Se trataba en realidad de la parálisis del ánimo ante una situación sin salida. Sin embargo, a la acedia no le correspondía únicamente una consideración negativa, porque esta postración era causa y consecuencia de una búsqueda incansable motivada por el deseo insatisfecho. La acedia era en realidad una tristitia salutifera, un estímulo del alma, virtuosa en tanto en cuanto busca a Dios, aunque no lo encuentre. Es muy probable, piensa Agamben, que el descubrimiento en la patrística de esa doble polaridad de la acedia terminara siendo transferida a la melancolía, y contribuyera a preparar el terreno para la revalorización renacentista del temperamento atrabiliario.
La melancolía, sometida a un proceso gradual de moralización, se convertirá en heredera laica de la tristeza claustral del acidioso. El melancólico hombre de letras del que nos habla Lepenies sería el sucesor secular del monje que anhelaba un orden superior. Ni el acidioso ni el melancólico mostraban pereza o carencia de deseo, sino la desesperación ensimismada del que se sabe incapaz de alcanzar lo que busca.
Muchos siglos antes, Aristóteles, como señalé más arriba, ya se había preguntado por qué precisamente este temperamento era el más frecuente entre los grandes poetas, filósofos, artistas e incluso políticos. Se lo preguntaba sin llegar a ofrecer una respuesta concluyente, como sucede a menudo en los Problemata, un volumen de autoría discutible. En la Florencia de Lorenzo el Magnífico, el cenáculo de Marsilio Ficino retoma la indagación del estagirita. En Theologia platonica de animarum immortalitate (1482), y especialmente De vita libri tres (1489), Ficino, que se incluye a sí mismo entre los melancólicos, explicó su propensión al recogimiento y al conocimiento contemplativo, al furor de conocimiento, que comparte con el religioso aquejado de acedia, abundando en su relación entre los dos tipos y en su doble polaridad negativo-positiva.

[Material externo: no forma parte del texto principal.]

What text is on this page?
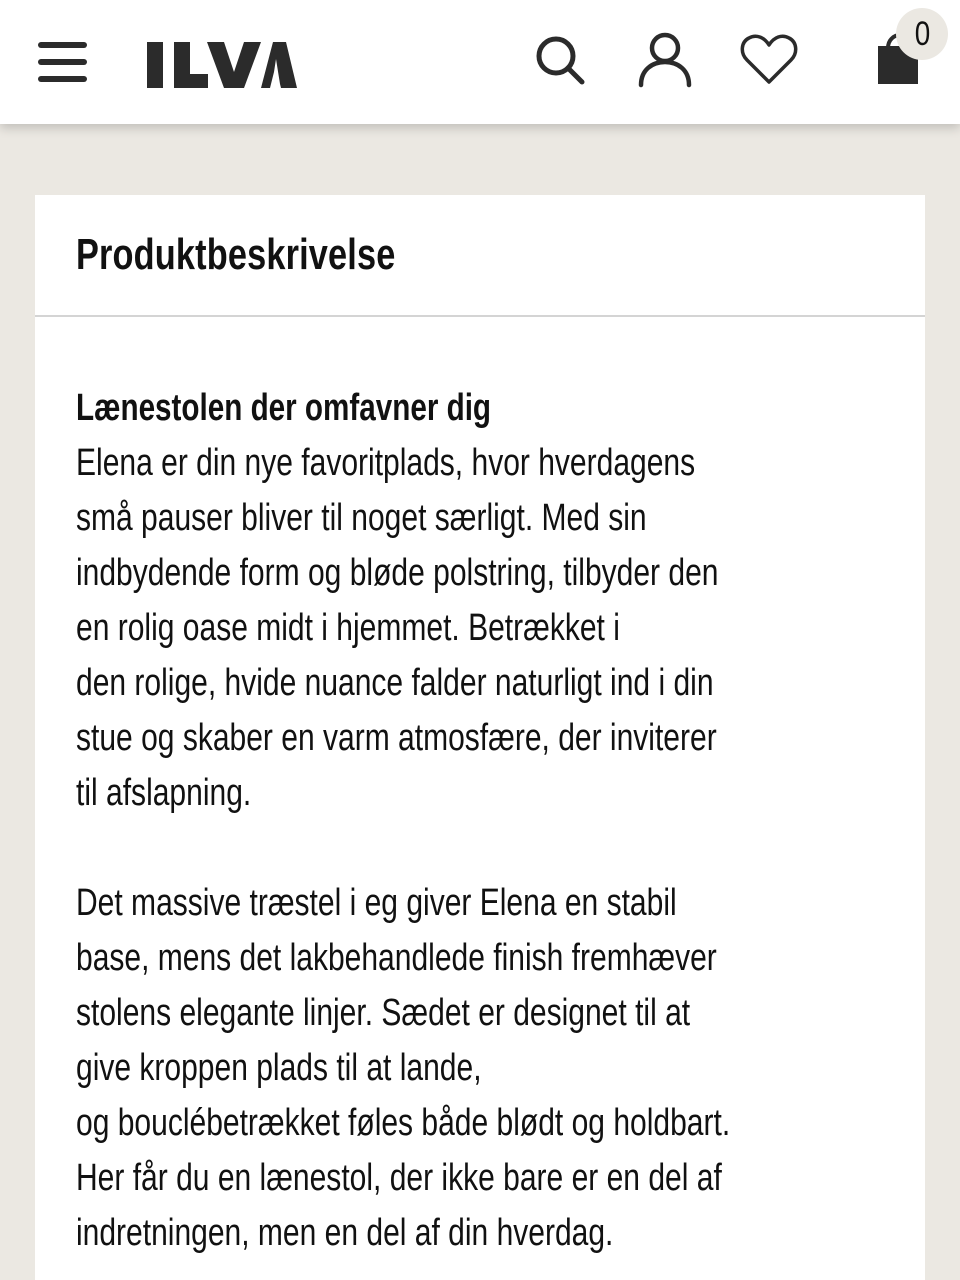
0
Produktbeskrivelse
Lænestolen der omfavner dig
Elena er din nye favoritplads, hvor hverdagens
små pauser bliver til noget særligt. Med sin
indbydende form og bløde polstring, tilbyder den
en rolig oase midt i hjemmet. Betrækket i
den rolige, hvide nuance falder naturligt ind i din
stue og skaber en varm atmosfære, der inviterer
til afslapning.
Det massive træstel i eg giver Elena en stabil
base, mens det lakbehandlede finish fremhæver
stolens elegante linjer. Sædet er designet til at
give kroppen plads til at lande,
og bouclébetrækket føles både blødt og holdbart.
Her får du en lænestol, der ikke bare er en del af
indretningen, men en del af din hverdag.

A nivel astrológico, el signo del melancólico estaba claro, y el propio Ficino lo certifica en De vita libri tres: Saturno con ascendente en Acuario.5 La melancolía, como había sucedido con la acedia, atenúa su condición de «complexión pésima» precisamente por el ejercicio reflexivo elevado al que se entregan los atrabiliarios, y su planeta, Saturno, hasta entonces el más pernicioso, empieza también a ennoblecerse. El melancólico, decía Ficino, posee la cualidad de la tierra, que no se dispersa como los demás elementos, sino que se concentra estrechamente en sí misma, y al mismo tiempo busca la trascendencia. Tal es también, o al menos así se pensaba, la naturaleza de Saturno, el planeta más alto y alejado, y también el más denso, en virtud de cuyo influjo, los espíritus, recogiéndose en sí mismos, se concentran en penetrar el centro de las cosas. El dios caníbal y castrador, cojo y portador de su guadaña, se convertía en el signo bajo cuyo dominio encontraba su lugar la más noble especie de los hombres, la de los filósofos, los artistas y los religiosos contemplativos, ocupados en desentrañar los más oscuros misterios. Porque Cronos es un dios de extremos. Es el señor de la edad de oro, pero también es el dios triste, destronado por Zeus y ultrajado; engendra multitud de hijos a los que devora, y termina condenado a la esterilidad; es un monstruo burlado por una astucia de Rea, pero es también un dios viejo y sabio, venerado como suprema inteligencia.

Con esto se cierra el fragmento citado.